Achieved interpretable symbolic encodings for complex empirical datasets.

Demonstrated efficiency and robustness of AL-RNNs in dynamical systems reconstruction.

Abstract

Dynamical systems (DS) theory is fundamental for many areas of science and engineering. It can provide deep insights into the behavior of systems evolving in time, as typically described by differential or recursive equations. A common approach to facilitate mathematical tractability and interpretability of DS models involves decomposing nonlinear DS into multiple linear DS separated by switching manifolds, i.e. piecewise linear (PWL) systems. PWL models are popular in engineering and a frequent choice in mathematics for analyzing the topological properties of DS. However, hand-crafting such models is tedious and only possible for very low-dimensional scenarios, while inferring them from data usually gives rise to unnecessarily complex representations with very many linear subregions.
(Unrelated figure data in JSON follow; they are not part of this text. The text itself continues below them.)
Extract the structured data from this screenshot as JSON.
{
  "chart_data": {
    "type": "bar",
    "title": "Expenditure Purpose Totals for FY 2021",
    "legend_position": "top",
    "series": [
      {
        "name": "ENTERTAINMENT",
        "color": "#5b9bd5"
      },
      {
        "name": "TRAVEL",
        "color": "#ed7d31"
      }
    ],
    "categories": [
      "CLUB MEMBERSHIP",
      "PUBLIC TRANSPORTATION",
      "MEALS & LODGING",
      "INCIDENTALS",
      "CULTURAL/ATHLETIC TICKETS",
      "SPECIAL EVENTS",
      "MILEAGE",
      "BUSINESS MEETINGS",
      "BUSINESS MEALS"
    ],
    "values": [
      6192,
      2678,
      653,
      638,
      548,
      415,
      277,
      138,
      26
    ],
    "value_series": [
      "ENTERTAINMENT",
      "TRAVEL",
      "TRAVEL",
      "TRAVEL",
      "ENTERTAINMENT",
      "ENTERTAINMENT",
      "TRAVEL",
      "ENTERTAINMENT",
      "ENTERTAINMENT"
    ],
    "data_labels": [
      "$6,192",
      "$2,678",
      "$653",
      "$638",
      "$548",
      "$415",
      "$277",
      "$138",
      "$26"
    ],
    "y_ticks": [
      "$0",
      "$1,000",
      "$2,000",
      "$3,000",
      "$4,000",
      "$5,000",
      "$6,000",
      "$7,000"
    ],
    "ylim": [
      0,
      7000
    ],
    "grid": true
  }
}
Here we introduce Almost-Linear Recurrent Neural Networks (AL-RNNs) which automatically and robustly produce most parsimonious PWL representations of DS from time series data, using as few PWL nonlinearities as possible. AL-RNNs can be efficiently trained with any SOTA algorithm for dynamical systems reconstruction (DSR), and naturally give rise to a symbolic encoding of the underlying DS that provably preserves important topological properties. We show that for the Lorenz and R\"ossler systems, AL-RNNs discover, in a purely data-driven way, the known topologically minimal PWL representations of the corresponding chaotic attractors. We further illustrate on two challenging empirical datasets that interpretable symbolic encodings of the dynamics can be achieved, tremendously facilitating mathematical and computational analysis of the underlying systems.